In diesem Zusammenhang sei auch daran erinnert, dass der Sprecher der Vox-Partei im Stadtrat von Madrid, Javier Ortega Smith, bereits mehrfach durch seinen aggressiven Diskurs gegen die Opfer des Franco-Regimes, Ausländer_innen oder Opfer chauvinistischer Gewalt aufgefallen ist, weshalb inzwischen mehrere Strafverfahren gegen ihn laufen.
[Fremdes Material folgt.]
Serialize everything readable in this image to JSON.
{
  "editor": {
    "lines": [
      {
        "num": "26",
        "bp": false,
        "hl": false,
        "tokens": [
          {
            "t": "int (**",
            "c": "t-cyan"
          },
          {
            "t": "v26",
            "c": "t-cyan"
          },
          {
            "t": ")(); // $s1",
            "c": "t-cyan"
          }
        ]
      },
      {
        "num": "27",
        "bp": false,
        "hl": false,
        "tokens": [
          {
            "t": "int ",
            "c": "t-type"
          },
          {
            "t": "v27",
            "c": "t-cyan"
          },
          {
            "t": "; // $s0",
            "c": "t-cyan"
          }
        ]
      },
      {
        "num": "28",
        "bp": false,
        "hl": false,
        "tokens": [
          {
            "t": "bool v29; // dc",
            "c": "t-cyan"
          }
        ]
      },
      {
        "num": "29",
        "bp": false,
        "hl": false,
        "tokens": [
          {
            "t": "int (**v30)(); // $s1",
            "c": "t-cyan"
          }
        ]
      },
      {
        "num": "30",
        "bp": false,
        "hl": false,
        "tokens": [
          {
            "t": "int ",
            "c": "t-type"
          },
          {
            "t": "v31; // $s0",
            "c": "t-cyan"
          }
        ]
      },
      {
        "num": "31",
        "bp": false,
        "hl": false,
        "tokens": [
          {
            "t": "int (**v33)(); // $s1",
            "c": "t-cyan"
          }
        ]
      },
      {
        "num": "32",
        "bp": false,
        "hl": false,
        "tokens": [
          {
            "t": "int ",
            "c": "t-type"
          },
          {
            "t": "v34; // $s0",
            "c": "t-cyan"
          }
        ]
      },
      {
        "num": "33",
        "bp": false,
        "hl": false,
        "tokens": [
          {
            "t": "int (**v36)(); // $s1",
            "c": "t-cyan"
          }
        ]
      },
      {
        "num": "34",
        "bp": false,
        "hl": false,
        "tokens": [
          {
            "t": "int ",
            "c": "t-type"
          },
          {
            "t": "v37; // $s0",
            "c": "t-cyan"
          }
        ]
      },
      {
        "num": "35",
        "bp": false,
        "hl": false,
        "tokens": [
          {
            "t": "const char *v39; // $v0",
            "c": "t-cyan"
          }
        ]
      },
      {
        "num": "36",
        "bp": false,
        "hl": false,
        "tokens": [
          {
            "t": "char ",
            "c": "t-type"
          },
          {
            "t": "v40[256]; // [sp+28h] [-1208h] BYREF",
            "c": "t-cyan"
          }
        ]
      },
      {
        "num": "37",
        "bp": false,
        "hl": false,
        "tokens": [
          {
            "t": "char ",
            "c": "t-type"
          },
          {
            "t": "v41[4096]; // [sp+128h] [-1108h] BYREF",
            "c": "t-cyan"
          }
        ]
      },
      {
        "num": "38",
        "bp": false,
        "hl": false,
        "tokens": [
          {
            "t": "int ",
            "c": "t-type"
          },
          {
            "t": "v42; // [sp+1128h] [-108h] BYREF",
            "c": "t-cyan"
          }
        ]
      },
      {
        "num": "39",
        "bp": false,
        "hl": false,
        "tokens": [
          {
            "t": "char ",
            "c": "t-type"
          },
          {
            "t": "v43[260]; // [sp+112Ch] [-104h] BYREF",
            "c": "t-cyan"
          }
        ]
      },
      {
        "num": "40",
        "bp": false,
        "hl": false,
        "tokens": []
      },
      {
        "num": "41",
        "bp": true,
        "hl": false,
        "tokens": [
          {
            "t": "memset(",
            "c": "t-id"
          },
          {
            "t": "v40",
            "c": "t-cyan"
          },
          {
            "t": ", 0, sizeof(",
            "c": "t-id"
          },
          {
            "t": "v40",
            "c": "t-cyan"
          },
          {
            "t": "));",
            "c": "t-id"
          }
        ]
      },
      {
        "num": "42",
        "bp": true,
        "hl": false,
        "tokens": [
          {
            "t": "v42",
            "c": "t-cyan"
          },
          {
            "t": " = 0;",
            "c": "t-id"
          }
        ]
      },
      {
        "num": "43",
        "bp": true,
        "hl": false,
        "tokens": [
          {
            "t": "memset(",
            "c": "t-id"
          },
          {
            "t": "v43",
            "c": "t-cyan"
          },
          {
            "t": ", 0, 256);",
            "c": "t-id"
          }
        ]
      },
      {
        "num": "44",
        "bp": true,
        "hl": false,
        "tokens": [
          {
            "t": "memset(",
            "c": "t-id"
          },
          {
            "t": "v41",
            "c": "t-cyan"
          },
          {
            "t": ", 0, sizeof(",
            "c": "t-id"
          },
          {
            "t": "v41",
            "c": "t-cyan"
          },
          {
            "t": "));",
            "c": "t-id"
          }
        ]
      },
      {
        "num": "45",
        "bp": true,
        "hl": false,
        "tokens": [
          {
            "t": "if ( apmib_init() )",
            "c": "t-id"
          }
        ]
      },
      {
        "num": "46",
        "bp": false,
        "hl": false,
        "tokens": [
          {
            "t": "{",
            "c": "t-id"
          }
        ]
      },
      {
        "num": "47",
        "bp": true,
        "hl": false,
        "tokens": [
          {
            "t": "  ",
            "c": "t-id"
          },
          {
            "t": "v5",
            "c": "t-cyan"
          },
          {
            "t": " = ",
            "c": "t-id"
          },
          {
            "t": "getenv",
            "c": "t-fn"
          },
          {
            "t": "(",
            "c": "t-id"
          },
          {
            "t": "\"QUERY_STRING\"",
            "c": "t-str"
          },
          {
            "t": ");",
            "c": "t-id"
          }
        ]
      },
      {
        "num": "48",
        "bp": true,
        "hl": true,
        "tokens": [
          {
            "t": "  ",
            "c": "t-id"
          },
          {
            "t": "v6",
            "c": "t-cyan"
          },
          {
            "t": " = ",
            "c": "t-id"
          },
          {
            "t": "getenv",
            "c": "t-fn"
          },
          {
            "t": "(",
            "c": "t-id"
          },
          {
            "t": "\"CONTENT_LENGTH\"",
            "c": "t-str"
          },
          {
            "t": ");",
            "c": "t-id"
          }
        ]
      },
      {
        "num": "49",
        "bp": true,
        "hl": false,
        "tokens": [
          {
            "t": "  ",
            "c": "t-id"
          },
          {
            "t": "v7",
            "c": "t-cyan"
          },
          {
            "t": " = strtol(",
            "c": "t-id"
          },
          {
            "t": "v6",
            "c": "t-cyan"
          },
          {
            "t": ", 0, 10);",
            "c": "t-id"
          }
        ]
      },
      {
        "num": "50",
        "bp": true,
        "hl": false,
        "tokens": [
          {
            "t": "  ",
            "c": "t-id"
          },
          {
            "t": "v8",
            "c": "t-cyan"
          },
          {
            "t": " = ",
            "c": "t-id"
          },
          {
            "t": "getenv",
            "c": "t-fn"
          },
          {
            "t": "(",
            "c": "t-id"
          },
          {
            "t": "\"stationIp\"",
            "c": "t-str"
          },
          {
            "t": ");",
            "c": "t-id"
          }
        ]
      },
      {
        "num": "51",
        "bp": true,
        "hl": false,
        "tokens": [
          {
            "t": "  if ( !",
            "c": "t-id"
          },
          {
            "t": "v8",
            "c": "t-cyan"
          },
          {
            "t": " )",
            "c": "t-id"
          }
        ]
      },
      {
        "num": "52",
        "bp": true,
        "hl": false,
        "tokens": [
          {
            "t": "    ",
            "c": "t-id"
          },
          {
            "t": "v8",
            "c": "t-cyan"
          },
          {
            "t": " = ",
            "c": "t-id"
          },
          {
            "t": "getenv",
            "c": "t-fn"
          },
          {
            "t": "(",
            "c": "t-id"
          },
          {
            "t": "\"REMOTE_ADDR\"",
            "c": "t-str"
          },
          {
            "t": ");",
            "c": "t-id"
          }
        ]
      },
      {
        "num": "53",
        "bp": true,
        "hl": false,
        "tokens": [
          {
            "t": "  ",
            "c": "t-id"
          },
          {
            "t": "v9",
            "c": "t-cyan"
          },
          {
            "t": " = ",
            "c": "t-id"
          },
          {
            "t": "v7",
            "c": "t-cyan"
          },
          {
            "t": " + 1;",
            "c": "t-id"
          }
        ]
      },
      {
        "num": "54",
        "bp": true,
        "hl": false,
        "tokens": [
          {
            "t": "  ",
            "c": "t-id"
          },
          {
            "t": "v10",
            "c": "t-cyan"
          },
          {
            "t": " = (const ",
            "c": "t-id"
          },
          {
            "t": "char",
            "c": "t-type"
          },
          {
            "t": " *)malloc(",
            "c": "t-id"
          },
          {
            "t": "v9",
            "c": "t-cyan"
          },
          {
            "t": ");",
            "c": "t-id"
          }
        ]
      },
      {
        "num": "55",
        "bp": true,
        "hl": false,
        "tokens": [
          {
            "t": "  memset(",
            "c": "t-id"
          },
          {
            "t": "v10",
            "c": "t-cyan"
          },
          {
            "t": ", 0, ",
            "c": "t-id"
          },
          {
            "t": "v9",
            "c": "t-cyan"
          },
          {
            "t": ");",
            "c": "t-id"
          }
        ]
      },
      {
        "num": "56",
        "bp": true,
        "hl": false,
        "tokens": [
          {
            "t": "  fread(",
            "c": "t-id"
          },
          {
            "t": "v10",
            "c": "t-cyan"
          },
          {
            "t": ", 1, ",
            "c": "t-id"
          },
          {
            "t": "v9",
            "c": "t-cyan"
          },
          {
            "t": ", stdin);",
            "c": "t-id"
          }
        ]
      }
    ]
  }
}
Konkret äußerte er beispielsweise in einem Fernsehinterview in Bezug auf den Fall der Dreizehn Rosen, einer Gruppe von dreizehn jungen Frauen, die der Vereinigten Sozialistischen Jugend (Juventudes Socialistas Unificadas) angehört hatten und am Morgen des 5. August 1939 von einem Erschießungskommando Francos hingerichtet worden waren, diese hätten „ungestraft gefoltert, gemordet und geschändet“ – eine Aussage, die jeder realen Grundlage entbehrt und allein dazu dienen sollte, die Opfer zu beleidigen und einen Diskurs der Äquidistanz zu etablieren – ganz in dem Stil, der auch aus der Entschließung des Europäischen Parlaments spricht.

Wir sehen uns somit einem vorsätzlichen Handeln gegenüber, das sich auf ein Projekt des historischen Revisionismus bezieht und das klare Ziel verfolgt, die Franco-Diktatur zu verharmlosen. So beging der Stadtrat von Madrid ein erneutes Unrecht an den Opfern des Franco-Regimes, als er am vergangenen 25. November die Tafeln mit den Namen von fast 3.000 Hingerichteten auf dem Ostfriedhof der Stadt abreißen ließ. Dieses einseitige Vorgehen rief eine Welle der Empörung und Entrüstung hervor.

Zeitgleich zu diesem Auftreten auf offizieller Seite greifen in Madrid hassbasierte Aggressionen und Vandalismusvorfälle um sich. Beispiele dafür sind der jüngste Angriff auf das Denkmal für die Internationalen Brigaden im Bezirk Vicálvaro oder die Zerstörung einer Gedenktafel für Dolores Ibárruri Gómez (genannt La Pasionaria – ihr wird der Ausruf „¡No pasarán!“ [„Sie werden nicht durchkommen!“] zugeschrieben) im angrenzenden Bezirk Rivas Vaciamadrid.

Der kausale Zusammenhang zwischen der Entschließung des Europäischen Parlaments und diesen Vorkommnissen liegt auf der Hand. Sie nähren sich vom gleichen Versuch, die Geschichte zu revidieren, die Rolle des Antifaschismus beim Aufbau der Demokratie zu vernachlässigen und den Kommunismus zu kriminalisieren.

Wie die Kommunistische Partei Spaniens kürzlich in einer Erklärung zum Todestag der Pasionaria verlauten ließ:

 „… Heute wird versucht, die Geschichte zu verdrehen, wie wir vor Kurzem bei einer Entschließung des Europäischen Parlaments gesehen haben. Hierin zeigt sich ein Antikommunismus, der nach Mitteln sucht, uns für illegal zu erklären. Du hast in deinem Leben gezeigt, dass man vor ihnen keine Angst haben darf. Sie tun so, als würden sie das Ende des Kommunismus feiern, dabei reden sie nur davon. Das ist kein Zufall. Heute, da wir unmittelbar vor einer neuen kapitalistischen Krise stehen, versuchen sie, jede Alternative in Verruf zu bringen. Aber Geschichte wird weder durch offizielle Erklärungen noch durch den Willen der Regierenden gemacht, sondern durch die Entschlossenheit der Frauen und Männer, ihre tägliche Realität zu verbessern.“

Die Regierung der Stadt Madrid befindet sich in der Hand von rechten und rechtsextremen Kräften, aber nur für kurze Zeit, denn in der Stadt des No pasarán geht schon jetzt eine gesellschaftliche Mehrheit auf die Straße, um sich gegen diese rückschrittlichen Maßnahmen und die neoliberale Politik, die uns übergestülpt werden soll, zu wehren. Die Erinnerung an die antifaschistischen Kämpfer_innen lebt darin weiter.